Justus Haucap and Joel Stiebale with the Düsseldorf Institute for Competition Economics (DICE) at the University of Düsseldorf have a recent paper analyzing the effects of mergers on innovation in the European pharmaceutical industry. The develop a model that suggests mergers reduce innovation not only in the merged firms, but among industry competitors as well. Their data bear this out, as explained in the abstract:

This papers analyses how horizontal mergers affect innovation activities of the merged entity and its non-merging competitors. We develop an oligopoly model with heterogeneous firms to derive empirically testable implications. Our model predicts that a merger is more likely to be profitable in an innovation intensive industry. For a high degree of firm heterogeneity, a merger reduces innovation of both the merged entity and non-merging competitors in an industry with high R&D intensity. Using data on horizontal mergers among pharmaceutical firms in Europe, we find that our empirical results are consistent with many predictions of the theoretical model. Our main result is that after a merger, patenting and R&D of the merged entity and its non-merging rivals declines substantially. The effects are concentrated in markets with high innovation intensity and a high degree of rm heterogeneity. The results are robust towards alternative specifications, using an instrumental variable strategy, and applying a propensity score matching estimator.

While I haven’t yet read the paper in detail, a cursory examination suggests they have ignored another possibility: mergers in high-intensity R&D industries could be a leading indicator of decreased innovation productivity (i.e., lower returns to investment in R&D). Consider that as research advances, the “low hanging fruit” are collected first before the more difficult (and lower return) investments are pursued.

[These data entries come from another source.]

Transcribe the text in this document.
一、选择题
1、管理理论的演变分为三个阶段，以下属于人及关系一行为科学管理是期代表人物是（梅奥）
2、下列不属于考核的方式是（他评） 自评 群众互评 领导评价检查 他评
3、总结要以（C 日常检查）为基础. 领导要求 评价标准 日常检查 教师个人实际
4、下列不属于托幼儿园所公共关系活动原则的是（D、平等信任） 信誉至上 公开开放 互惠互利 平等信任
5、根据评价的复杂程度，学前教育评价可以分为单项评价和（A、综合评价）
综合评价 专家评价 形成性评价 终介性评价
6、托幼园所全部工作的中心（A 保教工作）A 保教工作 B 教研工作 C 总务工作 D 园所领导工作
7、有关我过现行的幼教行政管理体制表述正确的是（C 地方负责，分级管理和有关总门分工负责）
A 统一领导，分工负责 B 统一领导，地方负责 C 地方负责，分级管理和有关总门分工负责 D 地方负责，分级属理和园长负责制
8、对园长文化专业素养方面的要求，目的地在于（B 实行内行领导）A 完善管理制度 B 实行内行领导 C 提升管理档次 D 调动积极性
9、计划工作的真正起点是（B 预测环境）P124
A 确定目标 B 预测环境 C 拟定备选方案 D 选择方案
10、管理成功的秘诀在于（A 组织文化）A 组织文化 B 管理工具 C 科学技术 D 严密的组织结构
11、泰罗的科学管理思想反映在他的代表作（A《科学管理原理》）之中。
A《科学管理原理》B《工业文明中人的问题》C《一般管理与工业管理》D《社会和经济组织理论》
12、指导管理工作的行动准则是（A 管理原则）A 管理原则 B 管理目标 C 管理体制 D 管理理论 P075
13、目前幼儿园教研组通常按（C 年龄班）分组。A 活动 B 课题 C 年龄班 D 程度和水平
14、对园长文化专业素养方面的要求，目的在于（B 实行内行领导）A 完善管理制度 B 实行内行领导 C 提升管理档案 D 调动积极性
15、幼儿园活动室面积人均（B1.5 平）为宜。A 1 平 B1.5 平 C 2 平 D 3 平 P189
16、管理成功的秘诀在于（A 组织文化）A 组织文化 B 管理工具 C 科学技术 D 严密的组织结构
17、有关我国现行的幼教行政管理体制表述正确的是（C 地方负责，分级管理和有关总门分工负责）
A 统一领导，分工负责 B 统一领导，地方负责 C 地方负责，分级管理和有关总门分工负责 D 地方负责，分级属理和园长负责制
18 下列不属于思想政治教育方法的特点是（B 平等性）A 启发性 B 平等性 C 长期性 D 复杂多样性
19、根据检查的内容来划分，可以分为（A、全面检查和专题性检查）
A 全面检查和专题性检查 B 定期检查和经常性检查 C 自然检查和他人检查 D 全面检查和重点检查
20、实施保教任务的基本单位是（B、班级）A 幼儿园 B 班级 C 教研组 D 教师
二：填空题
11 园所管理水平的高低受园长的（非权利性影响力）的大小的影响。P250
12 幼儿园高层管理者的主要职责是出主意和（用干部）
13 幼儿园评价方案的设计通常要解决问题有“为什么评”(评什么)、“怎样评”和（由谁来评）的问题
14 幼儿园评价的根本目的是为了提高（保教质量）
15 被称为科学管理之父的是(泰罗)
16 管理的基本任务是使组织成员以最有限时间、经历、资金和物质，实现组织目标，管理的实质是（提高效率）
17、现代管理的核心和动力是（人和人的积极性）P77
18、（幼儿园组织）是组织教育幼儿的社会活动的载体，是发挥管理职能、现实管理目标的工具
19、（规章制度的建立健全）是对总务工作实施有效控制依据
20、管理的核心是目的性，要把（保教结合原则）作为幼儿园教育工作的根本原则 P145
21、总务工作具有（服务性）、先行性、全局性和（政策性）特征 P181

As companies in a high-intensity R&D industry exploit all of the low hanging fruit, particularly internally, one might expect mergers as a way of expanding the available set of lower-cost/higher-return R&D investment opportunities. Since firms are competing in the same science space, a slow-down in one firm is likely to be spuriously correlated with slowdowns throughout the industry.

“Affect” is a word of causation. To suggest that mergers cause a reduction in innovation is a strong statement–especially when paired with a merger policy implication. This may be something that bears more scrutiny since, as the authors note, the entire subject is one on which relatively little light has thus far been shed.